File/Print... lets you print the pattern over one or more pages. If more than one page is printed, there is about 15mm of overlap and registration lines are printed in the area of overlap. This is to allow you to line up the patterns exactly, as all but the smallest sprockets will fall over onto at least two portrait A4 or Letter pages. If you have an A3 printer or a plotter, so much the better (I haven't tried it with a plotter, but it makes standard GDI line drawing calls, so should work)

Making the Sprocket

Use spray adhesive to glue it onto a sheet of 2mm or 2.5mm (3/32") aluminium. The thicker size is better for strength but you will have to thin out the teeth more, unless the sprocket is for non-derailleur (1/8") chain. It's good to glue a sheet of blank paper on the other side of the metal to protect it from scratching.

Center punch the holes for the teeth on the dots, and the mounting holes on the PCD of your crank.

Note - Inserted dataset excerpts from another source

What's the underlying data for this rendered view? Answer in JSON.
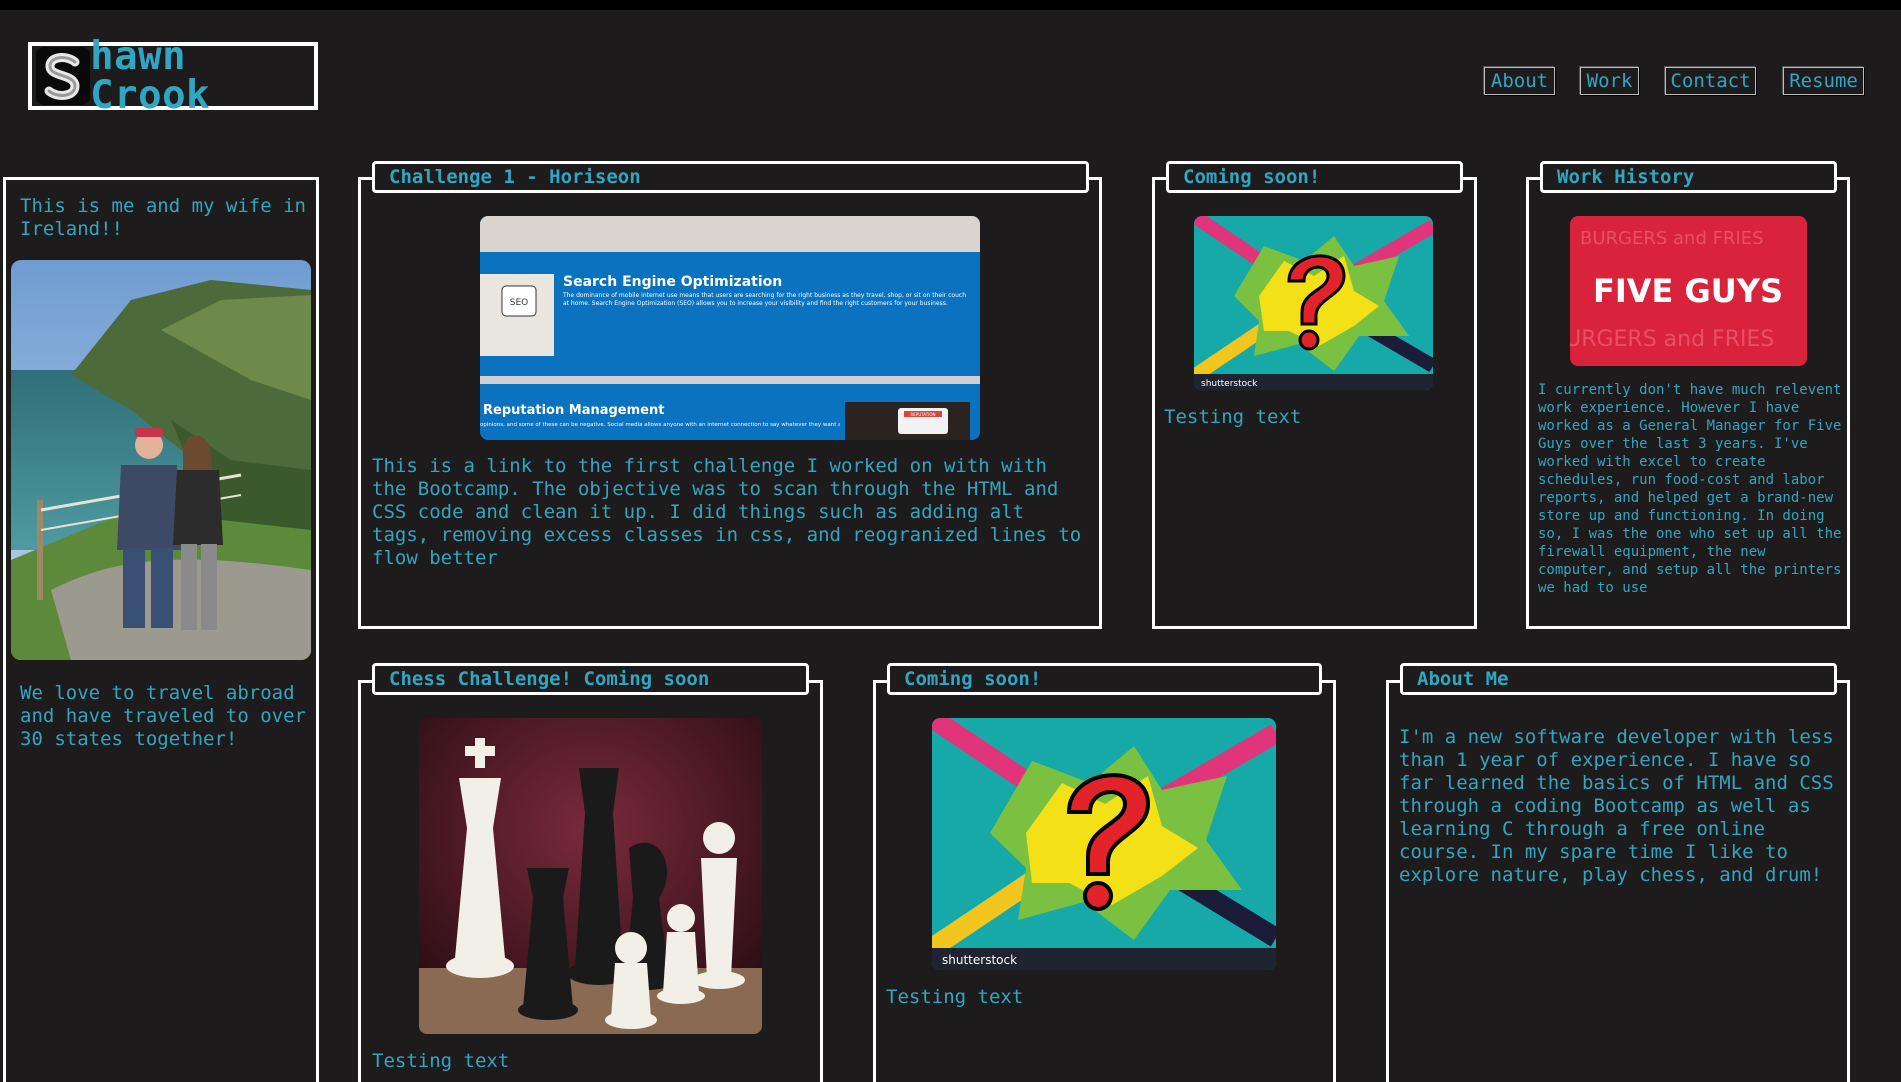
{
  "header": {
    "logo_letter": "S",
    "logo_rest": "hawn Crook"
  },
  "nav": {
    "about": "About",
    "work": "Work",
    "contact": "Contact",
    "resume": "Resume"
  },
  "sidebar": {
    "top_text": "This is me and my wife in Ireland!!",
    "bottom_text": "We love to travel abroad and have traveled to over 30 states together!"
  },
  "cards": {
    "horiseon": {
      "title": "Challenge 1 - Horiseon",
      "seo_heading": "Search Engine Optimization",
      "seo_body": "The dominance of mobile internet use means that users are searching for the right business as they travel, shop, or sit on their couch at home. Search Engine Optimization (SEO) allows you to increase your visibility and find the right customers for your business.",
      "rep_heading": "Reputation Management",
      "rep_body": "opinions, and some of these can be negative. Social media allows anyone with an internet connection to say whatever they want about ... Reputation Management gives you the control over what potential customers see when they search for your business.",
      "seo_tag": "SEO",
      "rep_tag": "REPUTATION",
      "description": "This is a link to the first challenge I worked on with with the Bootcamp. The objective was to scan through the HTML and CSS code and clean it up. I did things such as adding alt tags, removing excess classes in css, and reogranized lines to flow better"
    },
    "coming1": {
      "title": "Coming soon!",
      "watermark": "shutterstock",
      "caption": "Testing text"
    },
    "work_history": {
      "title": "Work History",
      "logo_text": "FIVE GUYS",
      "pattern_text": "BURGERS and FRIES",
      "body": "I currently don't have much relevent work experience. However I have worked as a General Manager for Five Guys over the last 3 years. I've worked with excel to create schedules, run food-cost and labor reports, and helped get a brand-new store up and functioning. In doing so, I was the one who set up all the firewall equipment, the new computer, and setup all the printers we had to use"
    },
    "chess": {
      "title": "Chess Challenge! Coming soon",
      "caption": "Testing text"
    },
    "coming2": {
      "title": "Coming soon!",
      "watermark": "shutterstock",
      "caption": "Testing text"
    },
    "about": {
      "title": "About Me",
      "body": "I'm a new software developer with less than 1 year of experience. I have so far learned the basics of HTML and CSS through a coding Bootcamp as well as learning C through a free online course. In my spare time I like to explore nature, play chess, and drum!"
    }
  },
  "colors": {
    "background": "#1d1b1b",
    "accent": "#31a6c3",
    "border": "#ffffff"
  }
}
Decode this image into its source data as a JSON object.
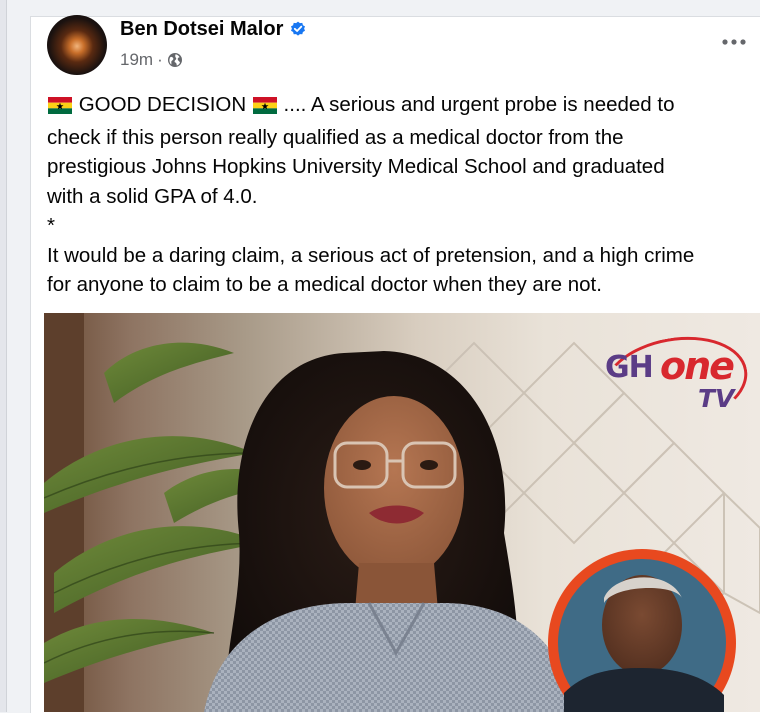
{
  "post": {
    "author": "Ben Dotsei Malor",
    "timestamp": "19m",
    "separator": "·",
    "text_line1": "GOOD DECISION",
    "text_line1_dots": "....",
    "text_line1_rest": "A serious and urgent probe is needed to",
    "text_line2": "check if this person really qualified as a medical doctor from the",
    "text_line3": "prestigious Johns Hopkins University Medical School and graduated",
    "text_line4": "with a solid GPA of 4.0.",
    "text_line5": "*",
    "text_line6": "It would be a daring claim, a serious act of pretension, and a high crime",
    "text_line7": "for anyone to claim to be a medical doctor when they are not."
  },
  "image": {
    "watermark_gh": "GH",
    "watermark_one": "one",
    "watermark_tv": "TV"
  },
  "icons": {
    "verified": "verified-badge-icon",
    "privacy": "globe-icon",
    "more": "more-options-icon",
    "flag": "ghana-flag-emoji"
  },
  "colors": {
    "text_primary": "#050505",
    "text_secondary": "#65676b",
    "verified_blue": "#1877f2",
    "watermark_red": "#d8282e",
    "watermark_purple": "#5b3c86",
    "ghana_red": "#ce1126",
    "ghana_gold": "#fcd116",
    "ghana_green": "#006b3f"
  }
}
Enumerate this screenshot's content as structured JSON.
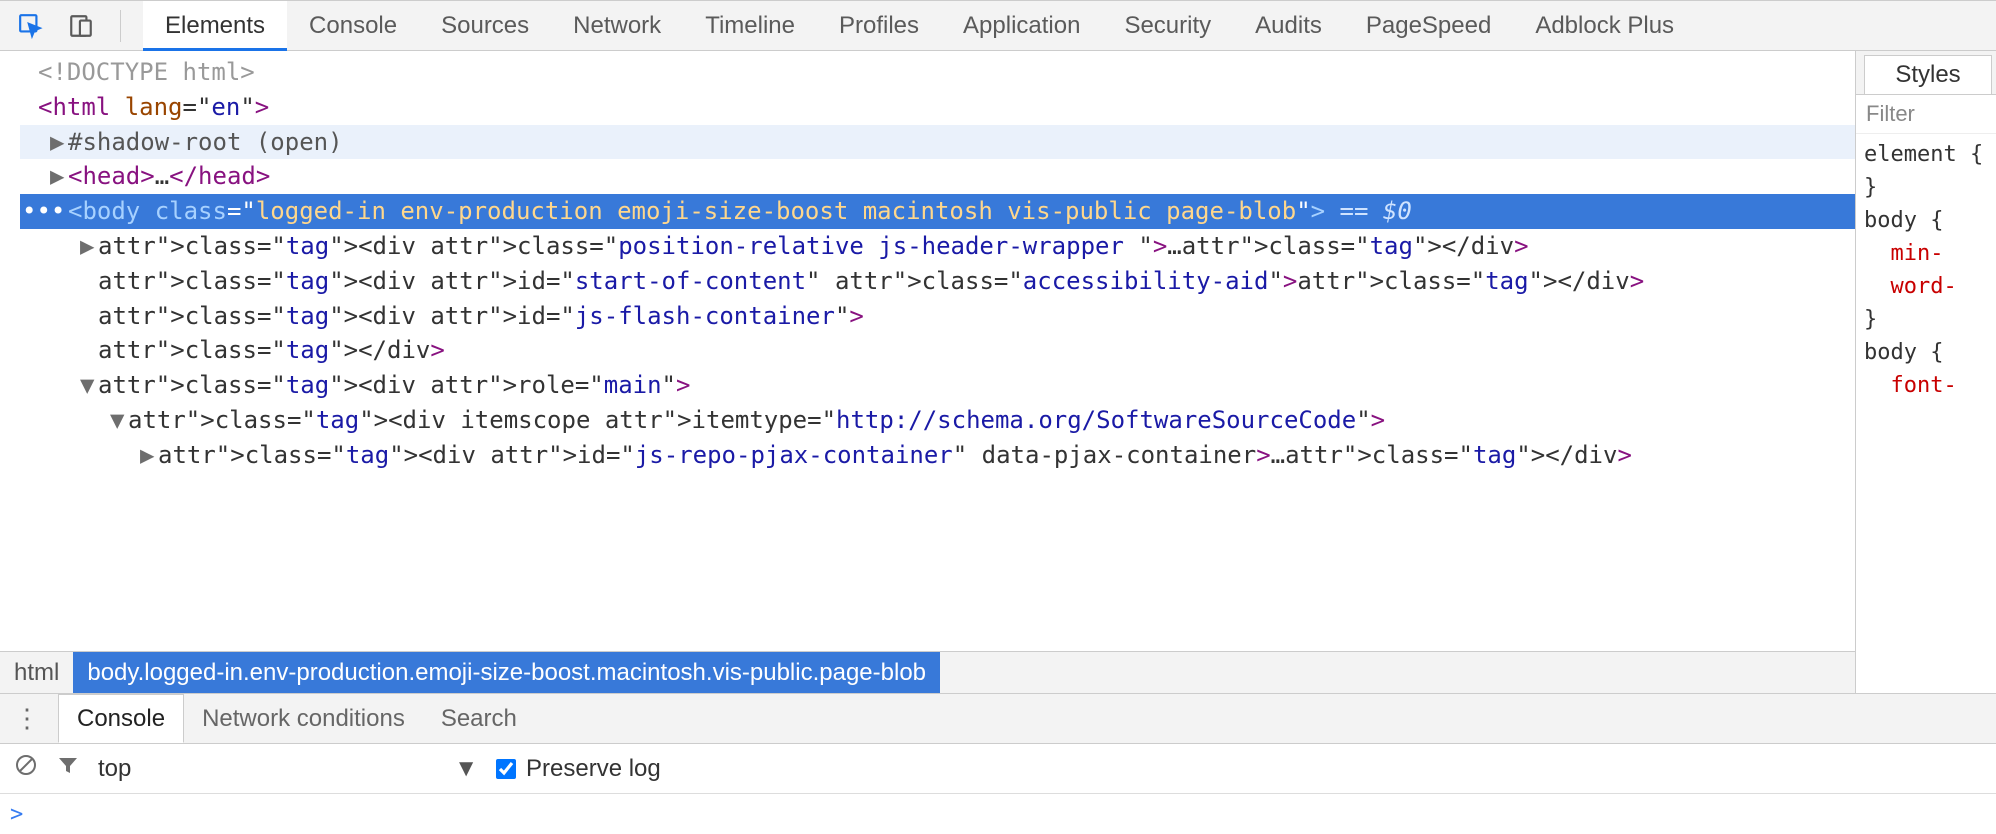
{
  "tabs": [
    "Elements",
    "Console",
    "Sources",
    "Network",
    "Timeline",
    "Profiles",
    "Application",
    "Security",
    "Audits",
    "PageSpeed",
    "Adblock Plus"
  ],
  "activeTab": "Elements",
  "dom": {
    "doctype": "<!DOCTYPE html>",
    "htmlOpen": {
      "tag": "html",
      "attrs": [
        [
          "lang",
          "en"
        ]
      ]
    },
    "shadowRoot": "#shadow-root (open)",
    "headCollapsed": "…",
    "body": {
      "tag": "body",
      "classVal": "logged-in env-production emoji-size-boost macintosh vis-public page-blob",
      "selMark": " == $0"
    },
    "children": [
      {
        "raw": "<div class=\"position-relative js-header-wrapper \">…</div>",
        "expandable": true
      },
      {
        "raw": "<div id=\"start-of-content\" class=\"accessibility-aid\"></div>"
      },
      {
        "raw": "<div id=\"js-flash-container\">"
      },
      {
        "raw": "</div>"
      },
      {
        "raw": "<div role=\"main\">",
        "open": true
      },
      {
        "raw": "<div itemscope itemtype=\"http://schema.org/SoftwareSourceCode\">",
        "open": true,
        "indent": 1
      },
      {
        "raw": "<div id=\"js-repo-pjax-container\" data-pjax-container>…</div>",
        "expandable": true,
        "indent": 2
      }
    ]
  },
  "breadcrumb": {
    "items": [
      "html",
      "body.logged-in.env-production.emoji-size-boost.macintosh.vis-public.page-blob"
    ],
    "activeIndex": 1
  },
  "styles": {
    "tab": "Styles",
    "filterPlaceholder": "Filter",
    "rules": [
      {
        "sel": "element",
        "open": true,
        "props": []
      },
      {
        "sel": "body {",
        "props": [
          "min-",
          "word-"
        ],
        "close": "}"
      },
      {
        "sel": "body {",
        "props": [
          "font-"
        ]
      }
    ]
  },
  "drawer": {
    "tabs": [
      "Console",
      "Network conditions",
      "Search"
    ],
    "active": "Console",
    "context": "top",
    "preserveLabel": "Preserve log",
    "preserveChecked": true,
    "prompt": ">"
  }
}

The holes should be drilled first with a small drill to ensure they stay on center. Then drill with an 8mm (5/16") drill. Cut through the outside of all the holes with a jigsaw leaving as much "meat" as possible on the teeth. Cut out the inside area in the pretty pattern of your choice, leaving enough metal for strength around the mounting holes. The scallops the program generates are a guide; the web that is left is variable in the program.

Then the slow part: filing off all the teeth! They need to be thinned somewhat too, especially if you are using 2.5mm sheet. Have a piece of NEW chain handy to check. It should roll on and off the teeth easily without sticking, in the absence of lubrication. With practice it goes quite fast, and you don't need to worry too much about taking too much metal off, within reason. It takes a couple of hours to make a 60T sprocket and it's good exercise :-)

If you put the sprocket onto the crank and turn it with the pedal you can thin the teeth with a file held in the other hand, and put points on them (the poor man's lathe). Other ideas, which I have found to work quite well, are to do a Hyperglide by thinning the teeth unevenly, or to remove every 4th or 5th tooth on all but the smallest sprocket. This helps shifting, especially if your tooth range is large. I have 44-56-68T on my trike with a 12-32 rear cluster.